En realidad, Ceaucescu dedicó siempre atención preferente a su política de relaciones exteriores, que le llevó a jugar un papel destacado en el liderazgo del movimiento de países no alineados y a condenar en 1968 la invasión soviética de Checoslovaquia. La situación internacional de virtual guerra fría entre los bloques, que lo hacía aparecer ante occidente como potencial aliado frente a la Unión Soviética, y un eficaz aprovechamiento de tal circunstancia para ejercer una labor de desinformación sistemática de la realidad rumana desde un departamento especializado de la Securitate del Estado, hicieron el resto.

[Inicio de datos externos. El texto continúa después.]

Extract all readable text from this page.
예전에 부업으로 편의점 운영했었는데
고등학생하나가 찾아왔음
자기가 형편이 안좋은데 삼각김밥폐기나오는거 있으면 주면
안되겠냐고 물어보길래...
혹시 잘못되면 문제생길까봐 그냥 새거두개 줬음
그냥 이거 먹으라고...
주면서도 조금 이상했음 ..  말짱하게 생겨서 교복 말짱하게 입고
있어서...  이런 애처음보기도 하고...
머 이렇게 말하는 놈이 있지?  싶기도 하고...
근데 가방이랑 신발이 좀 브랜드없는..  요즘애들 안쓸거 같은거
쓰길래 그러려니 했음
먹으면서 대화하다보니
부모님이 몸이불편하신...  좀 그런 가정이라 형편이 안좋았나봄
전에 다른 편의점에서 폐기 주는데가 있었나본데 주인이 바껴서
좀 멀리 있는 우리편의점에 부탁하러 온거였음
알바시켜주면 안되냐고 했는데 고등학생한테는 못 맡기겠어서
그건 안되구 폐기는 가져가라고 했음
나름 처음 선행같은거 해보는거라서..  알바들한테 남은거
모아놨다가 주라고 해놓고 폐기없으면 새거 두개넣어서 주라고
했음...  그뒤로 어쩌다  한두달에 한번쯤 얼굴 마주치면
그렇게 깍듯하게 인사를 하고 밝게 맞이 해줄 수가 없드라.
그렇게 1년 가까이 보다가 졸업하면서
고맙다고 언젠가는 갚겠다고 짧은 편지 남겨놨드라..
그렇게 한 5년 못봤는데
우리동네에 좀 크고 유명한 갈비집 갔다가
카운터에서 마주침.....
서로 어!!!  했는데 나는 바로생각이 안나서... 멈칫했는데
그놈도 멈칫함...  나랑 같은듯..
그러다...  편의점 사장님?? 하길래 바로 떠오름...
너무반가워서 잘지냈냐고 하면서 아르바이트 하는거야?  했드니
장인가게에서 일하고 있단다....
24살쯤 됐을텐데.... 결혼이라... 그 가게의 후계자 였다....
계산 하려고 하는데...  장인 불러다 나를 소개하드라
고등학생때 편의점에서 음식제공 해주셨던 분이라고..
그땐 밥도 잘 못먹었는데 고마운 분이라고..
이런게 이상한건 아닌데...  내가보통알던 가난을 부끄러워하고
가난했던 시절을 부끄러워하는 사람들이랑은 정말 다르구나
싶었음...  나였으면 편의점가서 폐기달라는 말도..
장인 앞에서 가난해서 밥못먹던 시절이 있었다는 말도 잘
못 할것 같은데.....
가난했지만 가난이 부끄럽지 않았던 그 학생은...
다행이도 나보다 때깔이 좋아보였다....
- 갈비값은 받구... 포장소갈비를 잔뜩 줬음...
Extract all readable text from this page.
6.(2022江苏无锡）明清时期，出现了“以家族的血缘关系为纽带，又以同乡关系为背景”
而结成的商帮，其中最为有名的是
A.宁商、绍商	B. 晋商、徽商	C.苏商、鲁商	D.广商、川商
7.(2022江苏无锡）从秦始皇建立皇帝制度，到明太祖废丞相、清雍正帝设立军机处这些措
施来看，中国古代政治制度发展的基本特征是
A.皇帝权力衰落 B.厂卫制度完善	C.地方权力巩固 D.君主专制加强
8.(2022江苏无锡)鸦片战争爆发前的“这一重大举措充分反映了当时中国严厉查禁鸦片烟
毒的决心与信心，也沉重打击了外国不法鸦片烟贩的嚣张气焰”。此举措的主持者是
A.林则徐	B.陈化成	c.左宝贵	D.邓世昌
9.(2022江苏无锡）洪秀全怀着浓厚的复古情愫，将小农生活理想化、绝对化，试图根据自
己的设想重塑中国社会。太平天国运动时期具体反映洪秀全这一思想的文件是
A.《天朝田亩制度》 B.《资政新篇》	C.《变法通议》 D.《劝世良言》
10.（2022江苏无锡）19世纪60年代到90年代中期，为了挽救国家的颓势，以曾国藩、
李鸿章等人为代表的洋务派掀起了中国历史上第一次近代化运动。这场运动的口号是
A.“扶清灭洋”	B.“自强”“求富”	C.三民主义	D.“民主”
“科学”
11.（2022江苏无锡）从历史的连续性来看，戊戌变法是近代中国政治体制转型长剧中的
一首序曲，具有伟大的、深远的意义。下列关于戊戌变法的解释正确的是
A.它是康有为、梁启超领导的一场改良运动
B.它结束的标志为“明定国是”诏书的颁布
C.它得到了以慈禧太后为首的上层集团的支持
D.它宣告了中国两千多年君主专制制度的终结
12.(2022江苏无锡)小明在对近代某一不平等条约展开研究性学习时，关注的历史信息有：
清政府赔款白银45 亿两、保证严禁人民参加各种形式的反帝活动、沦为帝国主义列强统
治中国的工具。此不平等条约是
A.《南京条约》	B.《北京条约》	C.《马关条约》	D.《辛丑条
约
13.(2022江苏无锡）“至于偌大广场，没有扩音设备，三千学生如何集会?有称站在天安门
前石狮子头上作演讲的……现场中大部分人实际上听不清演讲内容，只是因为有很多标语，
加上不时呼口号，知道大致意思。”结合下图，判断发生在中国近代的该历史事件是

La Securitate, cuerpo policial integrado por doscientos mil hombres que constituían la guardia pretoriana de Ceaucescu, fue, con mucho, el puntal de su sistema político: aunque mediatizado por el Partido Comunista, al cabo, en diciembre de 1989, se iba a demostrar un régimen de dictadura personal, tiránico y nepótico, del que apenas se beneficiaban unos cuantos millares de burócratas y esbirros torturadores, más allá de la sesentena de miembros del clan familiar Ceaucescu, que, a la manera de los tiranos-petimetres de las repúblicas bananeras latinoamericanas, pudieron amasar inmensas fortunas en el extranjero (según algunas versiones, mil millones de dólares en Suiza, en el caso de Nicolae Ceaucescu) durante un cuarto de siglo de ejercicio del poder.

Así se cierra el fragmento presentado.